Potamocorbula amurensis is a species of small saltwater clam, a marine bivalve mollusc in the order Myida. Common names include the overbite clam, the Asian clam, the Amur River clam and the brackish-water corbula. The species is native to marine and brackish waters in the northern Pacific Ocean, its range extending from Siberia to China, Korea and Japan. It has become naturalised in San Francisco Bay.

==Description==
Potamocorbula amurensis grows to a length of about 25 mm. The umbo is about halfway along the hinge side of the shell and the shape of each valve is like a wide isosceles triangle with rounded corners. The right valve is rather larger than the left so that it overlaps a little at the margin, a fact that distinguishes this species from other similar clams. The surface is smooth with faint concentric sculpture that is parallel to the margin. The general colour is cream, yellowish or light brown. In young individuals, a dark-coloured periostracum covers the outer surface of each valve, but in older specimens this skin is largely worn away except for some wrinkled remnants at the valve margin. The part of the shell buried in the substrate is clean, whereas the exposed portion is often colonised by other organisms which stain it a dark colour.

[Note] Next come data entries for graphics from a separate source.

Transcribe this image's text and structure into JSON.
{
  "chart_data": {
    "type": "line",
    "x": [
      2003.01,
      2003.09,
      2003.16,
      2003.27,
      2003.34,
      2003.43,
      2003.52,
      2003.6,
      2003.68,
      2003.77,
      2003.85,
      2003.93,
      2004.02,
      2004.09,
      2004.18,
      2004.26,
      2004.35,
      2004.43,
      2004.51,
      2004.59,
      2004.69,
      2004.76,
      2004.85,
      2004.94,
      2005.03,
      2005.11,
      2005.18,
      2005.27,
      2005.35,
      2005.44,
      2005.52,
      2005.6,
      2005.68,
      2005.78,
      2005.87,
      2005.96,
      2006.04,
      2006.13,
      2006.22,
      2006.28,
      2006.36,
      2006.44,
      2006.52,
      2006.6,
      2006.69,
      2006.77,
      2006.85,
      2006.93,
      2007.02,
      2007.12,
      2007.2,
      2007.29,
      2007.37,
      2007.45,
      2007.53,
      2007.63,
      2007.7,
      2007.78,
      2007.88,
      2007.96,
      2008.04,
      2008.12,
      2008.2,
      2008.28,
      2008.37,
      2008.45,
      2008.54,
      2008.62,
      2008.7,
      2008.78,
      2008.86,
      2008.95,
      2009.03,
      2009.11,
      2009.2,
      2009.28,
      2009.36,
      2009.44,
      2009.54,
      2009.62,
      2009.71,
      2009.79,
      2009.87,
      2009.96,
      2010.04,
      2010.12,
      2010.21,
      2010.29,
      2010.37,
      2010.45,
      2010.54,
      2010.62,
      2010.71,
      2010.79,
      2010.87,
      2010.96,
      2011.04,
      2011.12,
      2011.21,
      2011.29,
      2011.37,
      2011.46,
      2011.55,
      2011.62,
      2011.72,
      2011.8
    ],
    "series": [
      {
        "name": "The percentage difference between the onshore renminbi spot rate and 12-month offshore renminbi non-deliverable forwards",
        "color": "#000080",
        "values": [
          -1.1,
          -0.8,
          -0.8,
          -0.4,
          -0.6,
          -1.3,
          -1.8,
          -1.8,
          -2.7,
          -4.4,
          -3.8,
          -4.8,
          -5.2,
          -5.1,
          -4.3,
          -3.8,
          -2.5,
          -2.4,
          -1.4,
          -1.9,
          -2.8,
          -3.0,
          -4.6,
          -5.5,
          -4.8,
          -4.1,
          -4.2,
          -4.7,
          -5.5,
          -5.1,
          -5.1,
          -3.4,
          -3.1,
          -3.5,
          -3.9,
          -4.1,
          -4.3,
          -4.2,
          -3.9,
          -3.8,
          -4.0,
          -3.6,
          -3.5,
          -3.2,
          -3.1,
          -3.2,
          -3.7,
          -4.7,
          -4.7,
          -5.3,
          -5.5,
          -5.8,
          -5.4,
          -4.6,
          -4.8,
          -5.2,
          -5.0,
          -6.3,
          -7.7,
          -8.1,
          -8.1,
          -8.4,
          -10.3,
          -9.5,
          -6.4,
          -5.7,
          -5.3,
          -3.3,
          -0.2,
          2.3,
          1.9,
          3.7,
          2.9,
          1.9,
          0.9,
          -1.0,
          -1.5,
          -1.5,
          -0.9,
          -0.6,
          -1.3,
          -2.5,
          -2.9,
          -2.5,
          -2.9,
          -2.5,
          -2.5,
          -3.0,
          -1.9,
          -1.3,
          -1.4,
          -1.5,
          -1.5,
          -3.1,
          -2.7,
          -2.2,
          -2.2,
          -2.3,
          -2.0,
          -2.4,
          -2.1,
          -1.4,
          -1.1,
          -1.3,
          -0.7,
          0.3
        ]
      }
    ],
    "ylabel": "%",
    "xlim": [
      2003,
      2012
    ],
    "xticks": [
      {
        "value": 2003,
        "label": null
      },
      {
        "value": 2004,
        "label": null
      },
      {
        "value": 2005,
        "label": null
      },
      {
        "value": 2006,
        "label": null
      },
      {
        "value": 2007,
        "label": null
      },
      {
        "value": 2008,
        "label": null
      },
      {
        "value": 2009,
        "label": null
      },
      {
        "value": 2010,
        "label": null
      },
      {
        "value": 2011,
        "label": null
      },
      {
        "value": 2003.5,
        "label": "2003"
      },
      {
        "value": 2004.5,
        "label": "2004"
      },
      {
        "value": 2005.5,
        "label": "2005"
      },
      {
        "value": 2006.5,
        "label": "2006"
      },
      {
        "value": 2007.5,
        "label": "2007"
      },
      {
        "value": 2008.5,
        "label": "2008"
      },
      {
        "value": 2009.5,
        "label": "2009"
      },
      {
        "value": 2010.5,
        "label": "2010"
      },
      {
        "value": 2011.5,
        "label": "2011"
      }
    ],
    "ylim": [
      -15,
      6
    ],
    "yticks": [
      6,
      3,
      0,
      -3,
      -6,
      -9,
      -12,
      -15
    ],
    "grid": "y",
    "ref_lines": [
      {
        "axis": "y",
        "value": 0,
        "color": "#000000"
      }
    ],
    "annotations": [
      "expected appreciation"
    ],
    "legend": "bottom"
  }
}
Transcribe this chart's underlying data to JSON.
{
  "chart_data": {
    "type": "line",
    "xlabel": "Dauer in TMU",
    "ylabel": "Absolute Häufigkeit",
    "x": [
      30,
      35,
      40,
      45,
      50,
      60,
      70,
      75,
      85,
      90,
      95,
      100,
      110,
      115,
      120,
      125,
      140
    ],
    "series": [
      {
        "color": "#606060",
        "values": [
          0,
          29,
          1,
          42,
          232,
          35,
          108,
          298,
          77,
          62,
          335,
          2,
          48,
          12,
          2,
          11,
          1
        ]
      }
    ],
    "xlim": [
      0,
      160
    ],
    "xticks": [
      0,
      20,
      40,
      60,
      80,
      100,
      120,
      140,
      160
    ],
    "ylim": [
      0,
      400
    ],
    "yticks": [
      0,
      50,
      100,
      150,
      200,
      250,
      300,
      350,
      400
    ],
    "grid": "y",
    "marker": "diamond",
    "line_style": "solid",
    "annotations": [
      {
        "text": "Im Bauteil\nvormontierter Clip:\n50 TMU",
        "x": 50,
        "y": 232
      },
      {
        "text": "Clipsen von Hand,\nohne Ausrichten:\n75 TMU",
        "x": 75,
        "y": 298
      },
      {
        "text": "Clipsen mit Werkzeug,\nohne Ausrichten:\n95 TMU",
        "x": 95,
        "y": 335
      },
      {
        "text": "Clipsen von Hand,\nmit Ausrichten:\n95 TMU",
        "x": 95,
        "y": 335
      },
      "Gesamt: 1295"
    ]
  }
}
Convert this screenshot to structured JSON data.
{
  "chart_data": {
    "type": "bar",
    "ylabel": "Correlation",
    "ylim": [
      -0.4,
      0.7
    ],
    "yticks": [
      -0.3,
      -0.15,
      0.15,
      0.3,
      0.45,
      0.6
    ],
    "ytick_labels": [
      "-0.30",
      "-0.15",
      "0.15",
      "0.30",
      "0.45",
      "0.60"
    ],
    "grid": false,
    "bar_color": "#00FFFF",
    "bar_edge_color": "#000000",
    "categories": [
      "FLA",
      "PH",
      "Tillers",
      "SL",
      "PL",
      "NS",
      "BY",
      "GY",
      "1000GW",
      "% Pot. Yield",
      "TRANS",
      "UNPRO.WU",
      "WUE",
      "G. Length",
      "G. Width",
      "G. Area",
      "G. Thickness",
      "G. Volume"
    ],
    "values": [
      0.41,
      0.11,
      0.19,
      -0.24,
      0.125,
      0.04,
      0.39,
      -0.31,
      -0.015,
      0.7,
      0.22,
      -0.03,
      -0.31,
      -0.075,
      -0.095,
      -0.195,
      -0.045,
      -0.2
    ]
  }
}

==Distribution and habitat==
The native range of Potamocorbula amurensis, "of the Amur River" is Siberia, China, Korea and Japan, between the latitudes of 53° N and 22° N. It has also become established in San Francisco Bay. It lives subtidally and on intertidal mud flats partially buried in soft sediment. It is tolerant of a wide range of salinities, ranging from about one part to thirty-three parts per thousand. In San Francisco Bay it is found subtidally in winter at 8 C and in summer occurs on exposed mud flats at 23 C. It is believed that it was transported across the Pacific in ballast water and discharged accidentally into the Bay around 1986.

==Biology==
Potamocorbula amurensis lies semi-submerged in sediment, fixing itself in place by means of a few byssal threads. It has two short siphons, through one of which (the upper, inhalant siphon) water is drawn into the shell. This water is passed over the gills, where oxygen and food particles such as bacteria, phytoplankton and zooplankton are removed. The water then passes out of the shell through the lower, exhalent siphon. This clam becomes sexually mature at the age of a few months. A single female can produce between 45,000 and 220,000 eggs. These are fertilised externally and spend about 18 days as planktonic veliger larvae which can disperse to other areas, before settling on the seabed.

==Invasive species==
There are concerns about Potamocorbula amurensis as an invasive species in San Francisco Bay, where it became established in the 1980s. It has thrived there and in some places it is present at densities of more than 10,000 individuals per square metre (10.8 square feet). It out-competes native species and disrupts food chains by filtering phytoplankton and zooplankton from the water and consequently depriving juvenile fish of their planktonic food. Another invasive species, the European green crab, Carcinus maenas, which arrived in the San Francisco Bay in around 1990, may control P. amurensis. The green crab voraciously eats bivalves, including P. amurensis, but may have other, unexpected, consequences.